Ticket for Jay Farrar…must…be…purchased…
I think I have found another customer for TH: the AM fraulein at Ancora. I ran into Jessie there this morning and she overheard our conversation. She said that she had been to that café across the street whose-name-must-not-be-spoken and I swiftly reprimanded her.
Then they'll stone ya when you're tryin’ to slick your bone
My desire to fornicate with her is intense. Let me rephrase that: I really wanna slip her the Polish sausage in the natural casing. As Eddie Cochran would say, that Kobieta is something else. But I’ll be content with The Dulcinea – for now. I mean, I’ve already volunteered to help fund her birth control. I’m just too nice. While she’s not my girlfriend, I still feel obligated to pitch in towards it. After all, I can forego those pleasure-dampening condoms and get to not be a father out of the deal.

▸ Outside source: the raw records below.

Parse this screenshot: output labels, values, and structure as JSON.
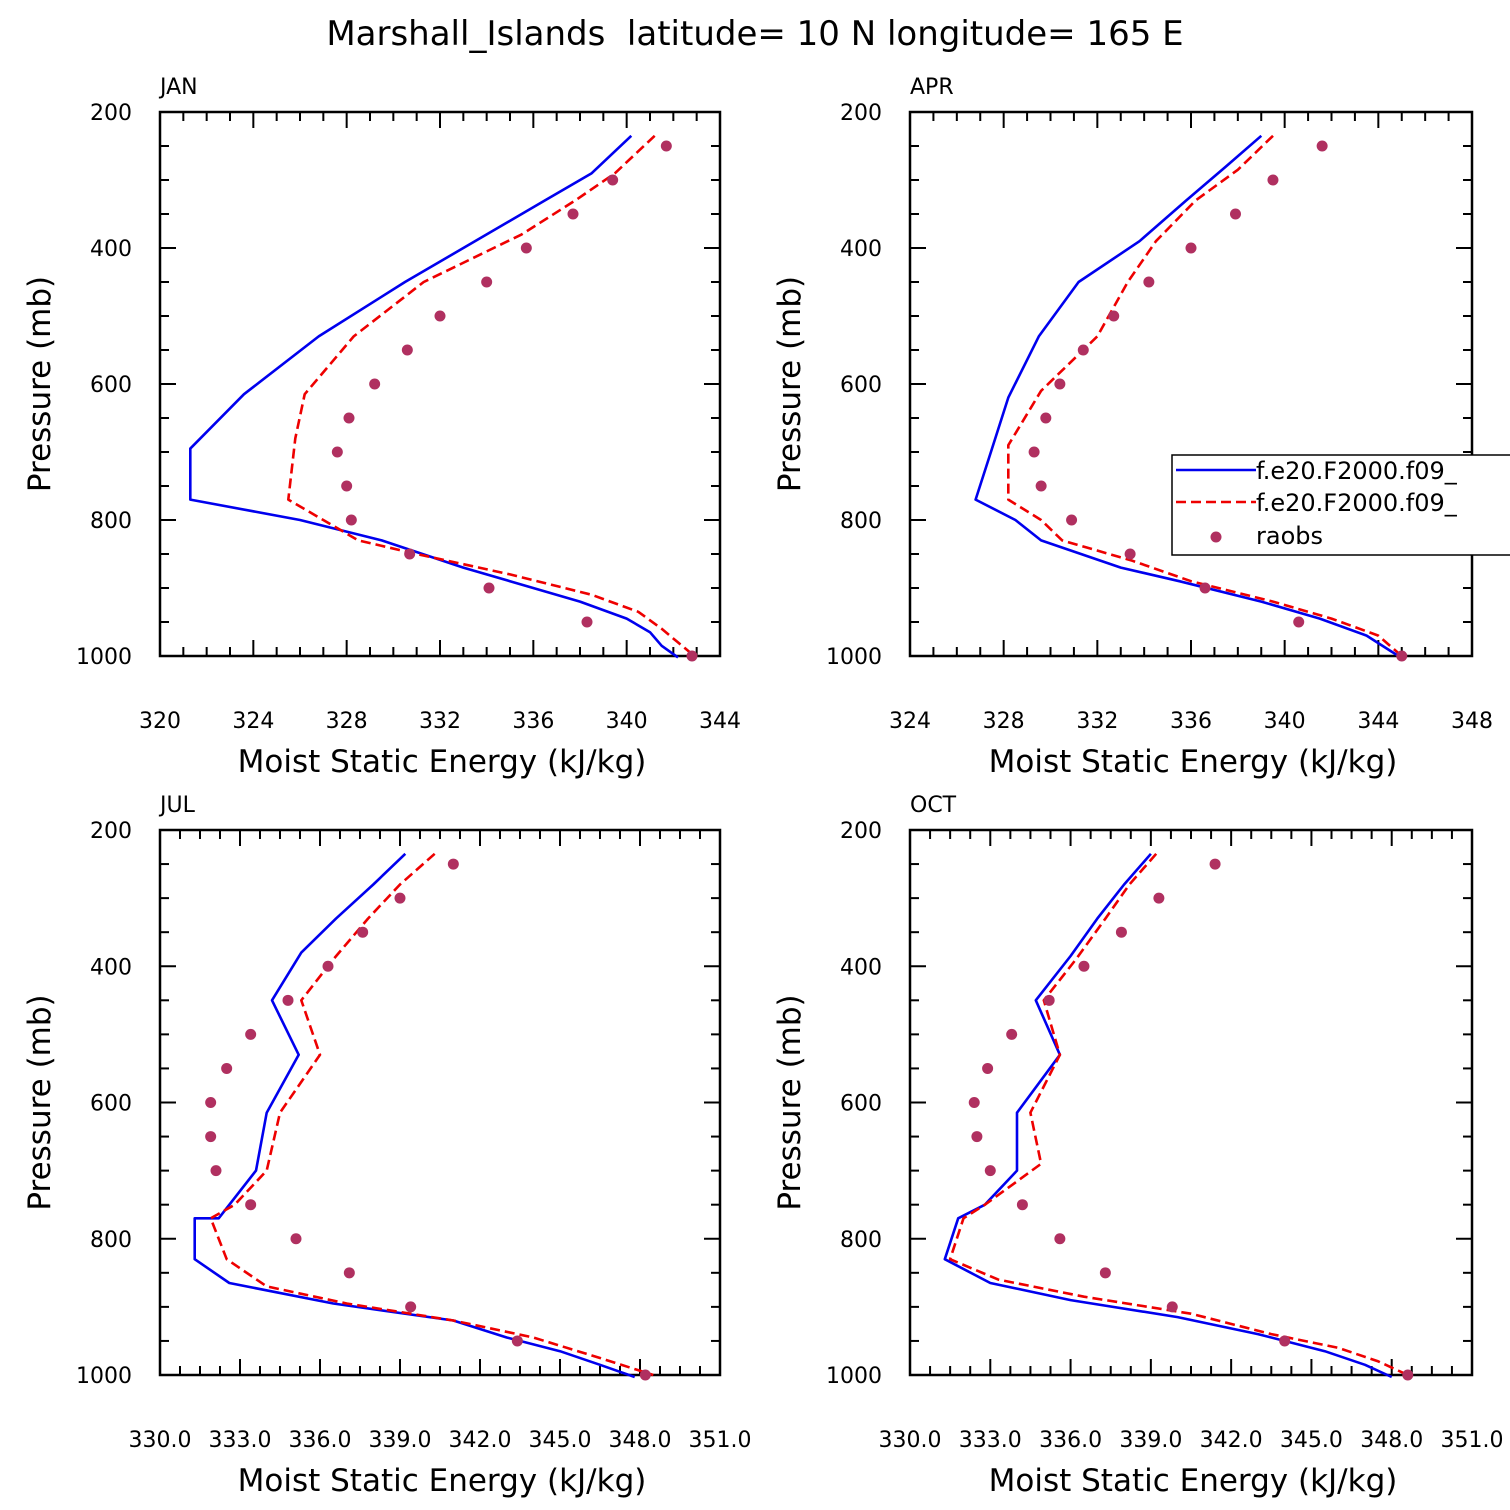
{
  "figure_title": "Marshall_Islands  latitude= 10 N longitude= 165 E",
  "legend": {
    "entries": [
      {
        "label": "f.e20.F2000.f09_",
        "style": "solid",
        "color": "#0000ee"
      },
      {
        "label": "f.e20.F2000.f09_",
        "style": "dashed",
        "color": "#ee0000"
      },
      {
        "label": "raobs",
        "style": "dots",
        "color": "#b03060"
      }
    ]
  },
  "chart_data": [
    {
      "type": "line",
      "month": "JAN",
      "title": "Marshall_Islands  latitude= 10 N longitude= 165 E",
      "xlabel": "Moist Static Energy (kJ/kg)",
      "ylabel": "Pressure (mb)",
      "xlim": [
        320,
        344
      ],
      "ylim": [
        1000,
        200
      ],
      "xticks": [
        "320",
        "324",
        "328",
        "332",
        "336",
        "340",
        "344"
      ],
      "yticks": [
        "200",
        "400",
        "600",
        "800",
        "1000"
      ],
      "series": [
        {
          "name": "f.e20.F2000.f09_",
          "style": "solid",
          "color": "#0000ee",
          "points": [
            [
              340.2,
              235
            ],
            [
              338.5,
              290
            ],
            [
              336.5,
              330
            ],
            [
              334.0,
              380
            ],
            [
              330.5,
              450
            ],
            [
              326.8,
              530
            ],
            [
              323.6,
              615
            ],
            [
              321.3,
              695
            ],
            [
              321.3,
              770
            ],
            [
              326.0,
              800
            ],
            [
              329.5,
              830
            ],
            [
              333.0,
              870
            ],
            [
              335.0,
              890
            ],
            [
              338.0,
              920
            ],
            [
              340.0,
              945
            ],
            [
              341.0,
              965
            ],
            [
              341.5,
              985
            ],
            [
              342.2,
              1002
            ]
          ]
        },
        {
          "name": "f.e20.F2000.f09_",
          "style": "dashed",
          "color": "#ee0000",
          "points": [
            [
              341.2,
              235
            ],
            [
              339.5,
              290
            ],
            [
              337.8,
              330
            ],
            [
              335.5,
              380
            ],
            [
              331.3,
              450
            ],
            [
              328.3,
              530
            ],
            [
              326.2,
              615
            ],
            [
              325.8,
              680
            ],
            [
              325.5,
              770
            ],
            [
              327.0,
              800
            ],
            [
              328.5,
              830
            ],
            [
              331.0,
              850
            ],
            [
              335.0,
              880
            ],
            [
              338.5,
              910
            ],
            [
              340.5,
              935
            ],
            [
              341.5,
              960
            ],
            [
              342.2,
              980
            ],
            [
              342.9,
              1000
            ]
          ]
        },
        {
          "name": "raobs",
          "style": "dots",
          "color": "#b03060",
          "points": [
            [
              341.7,
              250
            ],
            [
              339.4,
              300
            ],
            [
              337.7,
              350
            ],
            [
              335.7,
              400
            ],
            [
              334.0,
              450
            ],
            [
              332.0,
              500
            ],
            [
              330.6,
              550
            ],
            [
              329.2,
              600
            ],
            [
              328.1,
              650
            ],
            [
              327.6,
              700
            ],
            [
              328.0,
              750
            ],
            [
              328.2,
              800
            ],
            [
              330.7,
              850
            ],
            [
              334.1,
              900
            ],
            [
              338.3,
              950
            ],
            [
              342.8,
              1000
            ]
          ]
        }
      ]
    },
    {
      "type": "line",
      "month": "APR",
      "title": "Marshall_Islands  latitude= 10 N longitude= 165 E",
      "xlabel": "Moist Static Energy (kJ/kg)",
      "ylabel": "Pressure (mb)",
      "xlim": [
        324,
        348
      ],
      "ylim": [
        1000,
        200
      ],
      "xticks": [
        "324",
        "328",
        "332",
        "336",
        "340",
        "344",
        "348"
      ],
      "yticks": [
        "200",
        "400",
        "600",
        "800",
        "1000"
      ],
      "series": [
        {
          "name": "f.e20.F2000.f09_",
          "style": "solid",
          "color": "#0000ee",
          "points": [
            [
              339.0,
              235
            ],
            [
              337.5,
              280
            ],
            [
              335.8,
              330
            ],
            [
              333.8,
              390
            ],
            [
              331.2,
              450
            ],
            [
              329.5,
              530
            ],
            [
              328.2,
              620
            ],
            [
              327.5,
              695
            ],
            [
              326.8,
              770
            ],
            [
              328.5,
              800
            ],
            [
              329.6,
              830
            ],
            [
              333.0,
              870
            ],
            [
              335.5,
              890
            ],
            [
              339.0,
              920
            ],
            [
              341.5,
              945
            ],
            [
              343.5,
              970
            ],
            [
              344.5,
              992
            ],
            [
              345.0,
              1003
            ]
          ]
        },
        {
          "name": "f.e20.F2000.f09_",
          "style": "dashed",
          "color": "#ee0000",
          "points": [
            [
              339.5,
              235
            ],
            [
              338.0,
              285
            ],
            [
              336.2,
              330
            ],
            [
              334.5,
              390
            ],
            [
              333.3,
              450
            ],
            [
              332.0,
              530
            ],
            [
              329.6,
              610
            ],
            [
              328.2,
              690
            ],
            [
              328.2,
              770
            ],
            [
              329.6,
              800
            ],
            [
              330.5,
              830
            ],
            [
              333.5,
              860
            ],
            [
              336.0,
              890
            ],
            [
              339.5,
              920
            ],
            [
              342.0,
              945
            ],
            [
              344.0,
              970
            ],
            [
              345.0,
              1000
            ]
          ]
        },
        {
          "name": "raobs",
          "style": "dots",
          "color": "#b03060",
          "points": [
            [
              341.6,
              250
            ],
            [
              339.5,
              300
            ],
            [
              337.9,
              350
            ],
            [
              336.0,
              400
            ],
            [
              334.2,
              450
            ],
            [
              332.7,
              500
            ],
            [
              331.4,
              550
            ],
            [
              330.4,
              600
            ],
            [
              329.8,
              650
            ],
            [
              329.3,
              700
            ],
            [
              329.6,
              750
            ],
            [
              330.9,
              800
            ],
            [
              333.4,
              850
            ],
            [
              336.6,
              900
            ],
            [
              340.6,
              950
            ],
            [
              345.0,
              1000
            ]
          ]
        }
      ]
    },
    {
      "type": "line",
      "month": "JUL",
      "title": "Marshall_Islands  latitude= 10 N longitude= 165 E",
      "xlabel": "Moist Static Energy (kJ/kg)",
      "ylabel": "Pressure (mb)",
      "xlim": [
        330.0,
        351.0
      ],
      "ylim": [
        1000,
        200
      ],
      "xticks": [
        "330.0",
        "333.0",
        "336.0",
        "339.0",
        "342.0",
        "345.0",
        "348.0",
        "351.0"
      ],
      "yticks": [
        "200",
        "400",
        "600",
        "800",
        "1000"
      ],
      "series": [
        {
          "name": "f.e20.F2000.f09_",
          "style": "solid",
          "color": "#0000ee",
          "points": [
            [
              339.2,
              235
            ],
            [
              338.0,
              280
            ],
            [
              336.6,
              330
            ],
            [
              335.3,
              380
            ],
            [
              334.2,
              450
            ],
            [
              335.2,
              530
            ],
            [
              334.0,
              615
            ],
            [
              333.6,
              700
            ],
            [
              332.2,
              770
            ],
            [
              331.3,
              770
            ],
            [
              331.3,
              830
            ],
            [
              332.6,
              865
            ],
            [
              336.5,
              895
            ],
            [
              341.0,
              920
            ],
            [
              343.0,
              945
            ],
            [
              345.0,
              965
            ],
            [
              346.5,
              985
            ],
            [
              347.8,
              1003
            ]
          ]
        },
        {
          "name": "f.e20.F2000.f09_",
          "style": "dashed",
          "color": "#ee0000",
          "points": [
            [
              340.3,
              235
            ],
            [
              339.0,
              280
            ],
            [
              337.8,
              330
            ],
            [
              336.5,
              390
            ],
            [
              335.3,
              450
            ],
            [
              336.0,
              530
            ],
            [
              334.5,
              615
            ],
            [
              334.0,
              700
            ],
            [
              332.8,
              750
            ],
            [
              331.9,
              770
            ],
            [
              332.5,
              830
            ],
            [
              334.0,
              870
            ],
            [
              337.0,
              895
            ],
            [
              341.0,
              920
            ],
            [
              344.0,
              945
            ],
            [
              346.5,
              975
            ],
            [
              348.5,
              1000
            ]
          ]
        },
        {
          "name": "raobs",
          "style": "dots",
          "color": "#b03060",
          "points": [
            [
              341.0,
              250
            ],
            [
              339.0,
              300
            ],
            [
              337.6,
              350
            ],
            [
              336.3,
              400
            ],
            [
              334.8,
              450
            ],
            [
              333.4,
              500
            ],
            [
              332.5,
              550
            ],
            [
              331.9,
              600
            ],
            [
              331.9,
              650
            ],
            [
              332.1,
              700
            ],
            [
              333.4,
              750
            ],
            [
              335.1,
              800
            ],
            [
              337.1,
              850
            ],
            [
              339.4,
              900
            ],
            [
              343.4,
              950
            ],
            [
              348.2,
              1000
            ]
          ]
        }
      ]
    },
    {
      "type": "line",
      "month": "OCT",
      "title": "Marshall_Islands  latitude= 10 N longitude= 165 E",
      "xlabel": "Moist Static Energy (kJ/kg)",
      "ylabel": "Pressure (mb)",
      "xlim": [
        330.0,
        351.0
      ],
      "ylim": [
        1000,
        200
      ],
      "xticks": [
        "330.0",
        "333.0",
        "336.0",
        "339.0",
        "342.0",
        "345.0",
        "348.0",
        "351.0"
      ],
      "yticks": [
        "200",
        "400",
        "600",
        "800",
        "1000"
      ],
      "series": [
        {
          "name": "f.e20.F2000.f09_",
          "style": "solid",
          "color": "#0000ee",
          "points": [
            [
              339.0,
              235
            ],
            [
              338.0,
              280
            ],
            [
              337.0,
              330
            ],
            [
              336.0,
              385
            ],
            [
              334.7,
              450
            ],
            [
              335.6,
              530
            ],
            [
              334.0,
              615
            ],
            [
              334.0,
              700
            ],
            [
              332.8,
              750
            ],
            [
              331.8,
              770
            ],
            [
              331.3,
              830
            ],
            [
              333.0,
              865
            ],
            [
              336.0,
              890
            ],
            [
              340.0,
              915
            ],
            [
              343.0,
              940
            ],
            [
              345.5,
              965
            ],
            [
              347.0,
              985
            ],
            [
              348.0,
              1003
            ]
          ]
        },
        {
          "name": "f.e20.F2000.f09_",
          "style": "dashed",
          "color": "#ee0000",
          "points": [
            [
              339.2,
              235
            ],
            [
              338.2,
              280
            ],
            [
              337.3,
              330
            ],
            [
              336.2,
              390
            ],
            [
              335.0,
              450
            ],
            [
              335.6,
              530
            ],
            [
              334.5,
              615
            ],
            [
              334.9,
              690
            ],
            [
              332.8,
              750
            ],
            [
              332.0,
              770
            ],
            [
              331.5,
              830
            ],
            [
              333.3,
              860
            ],
            [
              336.5,
              885
            ],
            [
              340.5,
              910
            ],
            [
              343.5,
              940
            ],
            [
              346.0,
              960
            ],
            [
              347.5,
              980
            ],
            [
              348.6,
              1000
            ]
          ]
        },
        {
          "name": "raobs",
          "style": "dots",
          "color": "#b03060",
          "points": [
            [
              341.4,
              250
            ],
            [
              339.3,
              300
            ],
            [
              337.9,
              350
            ],
            [
              336.5,
              400
            ],
            [
              335.2,
              450
            ],
            [
              333.8,
              500
            ],
            [
              332.9,
              550
            ],
            [
              332.4,
              600
            ],
            [
              332.5,
              650
            ],
            [
              333.0,
              700
            ],
            [
              334.2,
              750
            ],
            [
              335.6,
              800
            ],
            [
              337.3,
              850
            ],
            [
              339.8,
              900
            ],
            [
              344.0,
              950
            ],
            [
              348.6,
              1000
            ]
          ]
        }
      ]
    }
  ]
}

Speaking of her, she came (hehe) over a couple nights ago. I was engaged with watching Frontline and my mind was preoccupied with politics and great dislike for Dubya. Honestly, I really wanted to watch the whole thing but with The Dulcinea’s hand in my underwear I quickly got into another mood altogether. Before long we were up in my room and she somehow lost her clothes. It’s rather fun to be clothed while she isn’t. I get this odd sense of control like, “Ha! Ha! You’re wearing clothes and I’m not so you have to submit to my every touch, caress, knead, etc.” From there it was off to graze the sweet bottom grass. The foreplay got me quite excited and I really got into it. My head was bobbing and weaving and gave my tongue those few extra foot-pounds of energy per second, per second. Basking in the afterglow, she pondered aloud if I could get hard again before I fell asleep. Alas, I dashed all of her hopes and proceeded to fall asleep. But not for long.
I was awoken from my post coital slumbers by her hand between my legs. That’s one thing I really like about The Dulcinea: she doesn’t fuck around when it comes to fucking. If she wants to be rogered roundly, she doesn’t let a little thing like the fact that I’m unconscious stop her. She stole into my house during the wee hours one morning after she’d had an evening at the Weary Traveler. (How fortuitous that we don't generally lock our door.) Shortly after she entered my room, I entered her. The odd thing about times like these is my single-mindedness. Once aroused from sleep, the only part of my brain that’s working is the part that thrusts my hips. My mind is in a haze and I barely know when or where I am. Intellectual matters are swept aside. I almost don’t know who I am or who she is. All I do know at that point is to fuck. A wonderful product of evolution am I.
I had fun with you last night - I had forgotten how you react to being touched in the middle of the night, you gasp as if you've been burned, and then moan so deliciously.
OK, I forgot that I gasp and moan too.